Moucher, pleurer

 

Batailles choisies #416

Moucher son bébé, le forcer à prendre des médicaments, se rappeler pourquoi notre société rend incompatible travail et enfants, être en colère, s’en vouloir.  💉


 

J’enserre Dernier avec mes jambes et lui maintiens fermement la tête sur le côté. Lui et moi livrons bataille. Lui parce qu’il se débat contre l’horreur du sérum phy et des médicaments, moi parce que je me bats contre mon petit bébé qui me résiste, pleure, tente de se dégager. Je le maintiens plus fort, lui ferme la mâchoire pour qu’il déglutisse et ne recrache pas le sirop orange, puis le rouge, puis le brun. 

Je déteste faire ça.

Je me déteste faisant ça.


Il est possible de trouver des méthodes douces pour donner des médicaments à un enfant. J’y réussis parfois, à force de cajolerie, de patiences, de chansons, de jeux. J’ai l’expérience des trois garçons, je sais que c’est possible. Je sais aussi, toujours d’expérience, que ce n’est pas toujours possible. Lorsqu’il faut le moucher de force ou le forcer à prendre des médicaments, je ferme mon cœur de maman mais je sais que c’est pour son bien : il est fébrile ou il a un traitement antibiotique à suivre strictement ou il est gêné dans son corps. c’est pour qu’il aille mieux.
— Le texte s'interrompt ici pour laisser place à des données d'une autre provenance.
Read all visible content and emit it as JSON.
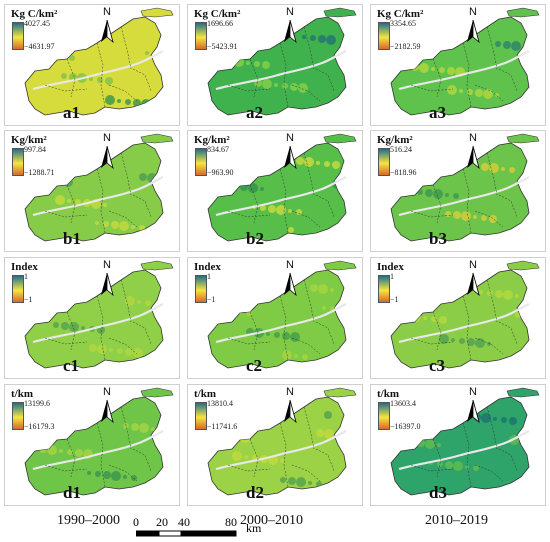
{
  "north_label": "N",
  "periods": [
    "1990–2000",
    "2000–2010",
    "2010–2019"
  ],
  "scalebar": {
    "ticks": [
      "0",
      "20",
      "40",
      "80"
    ],
    "unit": "km"
  },
  "panels": [
    {
      "id": "a1",
      "unit": "Kg C/km²",
      "max": "4027.45",
      "min": "−4631.97",
      "fill": "#d6dc3c",
      "accent": "#7cc04a",
      "dark": "#2f8f4e"
    },
    {
      "id": "a2",
      "unit": "Kg C/km²",
      "max": "1696.66",
      "min": "−5423.91",
      "fill": "#3fb24e",
      "accent": "#8cd14a",
      "dark": "#1f6f78"
    },
    {
      "id": "a3",
      "unit": "Kg C/km²",
      "max": "3354.65",
      "min": "−2182.59",
      "fill": "#5ec24c",
      "accent": "#b9d93e",
      "dark": "#2b7f6d"
    },
    {
      "id": "b1",
      "unit": "Kg/km²",
      "max": "997.84",
      "min": "−1288.71",
      "fill": "#86cc48",
      "accent": "#c9dc3c",
      "dark": "#4a9a52"
    },
    {
      "id": "b2",
      "unit": "Kg/km²",
      "max": "834.67",
      "min": "−963.90",
      "fill": "#57be4a",
      "accent": "#d7dc3c",
      "dark": "#2f8f4e"
    },
    {
      "id": "b3",
      "unit": "Kg/km²",
      "max": "516.24",
      "min": "−818.96",
      "fill": "#6cc44a",
      "accent": "#e0cf3a",
      "dark": "#3a9552"
    },
    {
      "id": "c1",
      "unit": "Index",
      "max": "1",
      "min": "−1",
      "fill": "#8fd048",
      "accent": "#b3d840",
      "dark": "#4f9f4f"
    },
    {
      "id": "c2",
      "unit": "Index",
      "max": "1",
      "min": "−1",
      "fill": "#7fcb46",
      "accent": "#a9d542",
      "dark": "#3f994e"
    },
    {
      "id": "c3",
      "unit": "Index",
      "max": "1",
      "min": "−1",
      "fill": "#8ccd48",
      "accent": "#b8d93f",
      "dark": "#4c9c50"
    },
    {
      "id": "d1",
      "unit": "t/km",
      "max": "13199.6",
      "min": "−16179.3",
      "fill": "#6fc548",
      "accent": "#a9d443",
      "dark": "#35904f"
    },
    {
      "id": "d2",
      "unit": "t/km",
      "max": "13810.4",
      "min": "−11741.6",
      "fill": "#9cd246",
      "accent": "#c6db3e",
      "dark": "#4d9d52"
    },
    {
      "id": "d3",
      "unit": "t/km",
      "max": "13603.4",
      "min": "−16397.0",
      "fill": "#2ea36a",
      "accent": "#67bf4c",
      "dark": "#1c6f73"
    }
  ],
  "colors": {
    "ramp_top": "#1f6f8b",
    "ramp_mid": "#f4e542",
    "ramp_bottom": "#d9682a",
    "boundary": "#333333"
  }
}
Aujourd’hui, pourtant, c’est autre chose. Aujourd’hui, je me déteste parce que j’aimerais le garder à la maison une journée, pour lui laisser le temps de se remettre du petit rhume et de la petite toux amenée par le vent d’automne. Mais, au Chili, pas de jours d’enfant malade. Mon mari et moi devons aller travailler demain. Il faut qu’il aille à la crèche quitte à donner du sérum phy et médicaments à la force. Ça me met tellement en colère de me retrouver à le forcer, pas pour son bien, mais parce que, pour le monde du travail, son petit rhume et l’enfant qui va avec, ne devraient pas exister. Ça me met en colère de le maintenir ainsi, d’enchaîner les mouchages, de passer d’un médicament à l’autre, de le maintenir plus fort, plus serré alors que lui se débat plus fort aussi. 

Aujourd’hui donc, c’est autre chose: c’est une forme de violence. 

Une forme de violence que j’impose à mon bébé parce que c’est une forme de violence qu’on m’impose, de rendre incompatible mon travail normal, une existence normale d’enfant et une existence normale de mère.

Je m’en veux de ne pas avoir le recul, la hauteur, de dire : ce n’est que le travail, je perdrai quelques jours et c’est tout. Mais je n’y arrive pas. Je plie face à ce qui est le mieux pour moi qui travaille et pas ce qui est le mieux pour lui.


J’ai fini la séance de torture de mon petit bout. Tous les médicaments y sont passés. Le nez est dégagé. Il pantèle, moi aussi. Ma bouche pincée par la colère se délisse. Mon cœur fermé se réouvre doucement. 


C’est bientôt l’heure de la tétée. Je le regarde, boire goulûment, se rasséréner. Je respire de lui donner quelque chose de bon, de le caresser, de passer ma main dans ses cheveux fins tirant sur le roux. J’en veux au monde et je m’en veux, mais un tout petit peu moins.